There is something that I don’t get about opponents of greater American action in Syria, such as the freelance reporter Benjamin Hall, who was recently in Aleppo. He points out, as other observers have, that the rebels are disorganized and that various factions are often at odds with one another. They don’t have a central, unified leadership. Moreover, the rebel ranks include “Salafi jihadists” who “talk of slaying the minority Alawites, and [who] call for both the immediate support of America, and its immediate demise. These extremist groups are getting weapons from Saudi Arabia and Qatar already; they are not groups that the West would choose to arm. Compared with them, it is not clear that Mr. Assad is the bigger foe.” Therefore, Hall recommends not arming the rebels–although he is open to the imposition of a no-fly zone.

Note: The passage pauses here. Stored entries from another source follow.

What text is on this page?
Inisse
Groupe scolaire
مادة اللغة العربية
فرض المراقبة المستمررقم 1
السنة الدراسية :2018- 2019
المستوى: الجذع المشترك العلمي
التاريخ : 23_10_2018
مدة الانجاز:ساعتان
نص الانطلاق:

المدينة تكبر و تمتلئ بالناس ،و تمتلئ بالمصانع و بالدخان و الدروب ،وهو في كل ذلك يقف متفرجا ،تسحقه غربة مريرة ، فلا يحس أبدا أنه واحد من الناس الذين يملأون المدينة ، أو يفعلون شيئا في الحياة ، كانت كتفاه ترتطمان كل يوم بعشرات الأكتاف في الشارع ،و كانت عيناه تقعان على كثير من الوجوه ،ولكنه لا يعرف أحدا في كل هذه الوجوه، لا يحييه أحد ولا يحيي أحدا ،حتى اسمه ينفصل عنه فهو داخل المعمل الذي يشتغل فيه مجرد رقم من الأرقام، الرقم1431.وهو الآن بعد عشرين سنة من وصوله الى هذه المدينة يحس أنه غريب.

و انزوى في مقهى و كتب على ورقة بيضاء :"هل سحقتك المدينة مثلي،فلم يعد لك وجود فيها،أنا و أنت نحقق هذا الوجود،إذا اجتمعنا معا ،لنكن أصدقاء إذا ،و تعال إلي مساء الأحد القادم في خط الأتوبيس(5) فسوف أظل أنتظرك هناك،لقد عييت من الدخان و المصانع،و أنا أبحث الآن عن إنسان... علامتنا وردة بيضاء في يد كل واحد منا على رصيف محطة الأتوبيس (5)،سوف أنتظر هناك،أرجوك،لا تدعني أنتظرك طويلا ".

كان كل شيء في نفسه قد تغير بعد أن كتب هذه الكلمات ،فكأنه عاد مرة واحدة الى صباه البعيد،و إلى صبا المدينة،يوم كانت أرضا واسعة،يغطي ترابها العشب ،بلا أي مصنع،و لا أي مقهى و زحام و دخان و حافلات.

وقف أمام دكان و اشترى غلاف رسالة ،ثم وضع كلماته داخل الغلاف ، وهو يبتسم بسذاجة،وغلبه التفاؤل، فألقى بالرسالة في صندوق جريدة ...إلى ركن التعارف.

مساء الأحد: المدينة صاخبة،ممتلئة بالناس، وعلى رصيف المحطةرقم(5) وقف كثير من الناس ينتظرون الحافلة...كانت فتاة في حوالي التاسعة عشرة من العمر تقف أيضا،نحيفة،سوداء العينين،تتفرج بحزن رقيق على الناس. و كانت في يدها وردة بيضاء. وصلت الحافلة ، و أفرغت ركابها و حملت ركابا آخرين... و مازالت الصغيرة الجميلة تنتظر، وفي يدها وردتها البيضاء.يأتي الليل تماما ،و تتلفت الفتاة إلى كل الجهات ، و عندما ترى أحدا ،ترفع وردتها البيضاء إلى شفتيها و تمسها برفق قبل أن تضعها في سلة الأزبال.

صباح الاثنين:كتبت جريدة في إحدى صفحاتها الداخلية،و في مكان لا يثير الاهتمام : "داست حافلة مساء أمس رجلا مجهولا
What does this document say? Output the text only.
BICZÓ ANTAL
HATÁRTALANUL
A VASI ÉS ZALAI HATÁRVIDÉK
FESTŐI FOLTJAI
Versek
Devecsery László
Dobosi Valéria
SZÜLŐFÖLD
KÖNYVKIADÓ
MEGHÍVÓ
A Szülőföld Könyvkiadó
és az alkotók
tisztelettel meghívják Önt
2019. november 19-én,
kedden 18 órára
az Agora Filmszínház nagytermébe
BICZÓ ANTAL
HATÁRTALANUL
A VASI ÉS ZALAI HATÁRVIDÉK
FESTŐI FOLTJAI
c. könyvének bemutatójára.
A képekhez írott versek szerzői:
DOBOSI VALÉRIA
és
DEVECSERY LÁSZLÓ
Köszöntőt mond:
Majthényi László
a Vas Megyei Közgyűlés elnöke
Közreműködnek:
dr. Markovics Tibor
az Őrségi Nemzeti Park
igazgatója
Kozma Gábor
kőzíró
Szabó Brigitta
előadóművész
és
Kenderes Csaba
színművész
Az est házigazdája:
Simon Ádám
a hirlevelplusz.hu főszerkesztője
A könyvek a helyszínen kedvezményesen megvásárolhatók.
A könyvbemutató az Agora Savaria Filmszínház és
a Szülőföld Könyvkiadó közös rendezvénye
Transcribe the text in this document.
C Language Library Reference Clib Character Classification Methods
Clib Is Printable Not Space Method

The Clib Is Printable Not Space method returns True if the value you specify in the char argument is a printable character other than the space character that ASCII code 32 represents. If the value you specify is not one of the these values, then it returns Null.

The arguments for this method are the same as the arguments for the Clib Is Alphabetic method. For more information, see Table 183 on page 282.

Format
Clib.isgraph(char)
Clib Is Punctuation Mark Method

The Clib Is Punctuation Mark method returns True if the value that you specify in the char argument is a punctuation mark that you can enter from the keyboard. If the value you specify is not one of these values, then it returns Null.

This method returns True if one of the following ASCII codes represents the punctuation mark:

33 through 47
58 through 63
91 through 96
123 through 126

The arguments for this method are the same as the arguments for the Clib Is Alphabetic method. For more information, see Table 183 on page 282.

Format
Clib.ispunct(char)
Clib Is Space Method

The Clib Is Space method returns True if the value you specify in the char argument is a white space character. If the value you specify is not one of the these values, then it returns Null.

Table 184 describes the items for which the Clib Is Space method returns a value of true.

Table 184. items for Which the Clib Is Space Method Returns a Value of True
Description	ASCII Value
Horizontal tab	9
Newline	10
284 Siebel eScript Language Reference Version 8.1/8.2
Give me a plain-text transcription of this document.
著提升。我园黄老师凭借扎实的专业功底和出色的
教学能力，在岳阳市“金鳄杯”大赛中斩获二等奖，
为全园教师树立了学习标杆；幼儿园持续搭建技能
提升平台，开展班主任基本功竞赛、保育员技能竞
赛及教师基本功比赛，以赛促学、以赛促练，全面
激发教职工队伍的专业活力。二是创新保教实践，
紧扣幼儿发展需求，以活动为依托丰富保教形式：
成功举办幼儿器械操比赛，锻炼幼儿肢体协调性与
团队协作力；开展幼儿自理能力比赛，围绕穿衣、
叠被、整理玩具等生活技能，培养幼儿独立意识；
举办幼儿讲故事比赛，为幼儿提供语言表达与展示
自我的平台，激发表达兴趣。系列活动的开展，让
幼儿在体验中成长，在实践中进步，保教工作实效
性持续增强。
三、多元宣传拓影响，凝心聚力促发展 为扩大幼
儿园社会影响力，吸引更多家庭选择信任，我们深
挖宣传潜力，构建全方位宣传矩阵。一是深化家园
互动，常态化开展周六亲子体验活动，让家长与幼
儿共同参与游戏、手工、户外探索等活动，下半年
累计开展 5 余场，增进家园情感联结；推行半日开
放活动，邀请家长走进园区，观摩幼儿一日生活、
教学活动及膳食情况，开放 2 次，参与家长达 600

Here’s where I don’t follow the logic: Granted, everything he is saying is true–but that is what is happening now, while the U.S. is not arming the rebels and is not imposing a no-fly zone or helping to set up buffer zones for refugees. What makes Hall think that, given the current situation, there is any option of allowing Assad to remain in power and re-impose control? That seems extremely unlikely. What seems more likely, if we continue on the current path, is that the war will continue taking a deadly toll, jihadists will continue to play an ever-bigger role, and chaos will continue to spread across Syria.
Admittedly, stepping in to help topple Assad brings no guarantee of an idyllic post-Assad state–far from it. There is indeed, as Hall notes, a great danger of continuing instability and civil war even after Assad is gone. This could be Libya on steroids or, put another way, a replay of Iraq without U.S. troops to serve as a stabilizing force.
I get all that, but the status quo is hardly peaceful either–Syria is already seeing at least as much bloodshed as Iraq saw during the height of its own internal war. There is no guarantee that the situation will be improved with Assad gone, but there is a guarantee that the situation will remain pretty awful as long as Assad is in power. And there is at least the chance that if the U.S. acts decisively, in cooperation with allies, to topple Assad, it will give us a greater say in the composition of a post-Assad regime, allowing us to help steer Syria in a more moderate direction.
There is no perfect policy choice in Syria–only least bad and worst options. But the worst option of all, I would argue, is to allow the current conflict to rage unabated.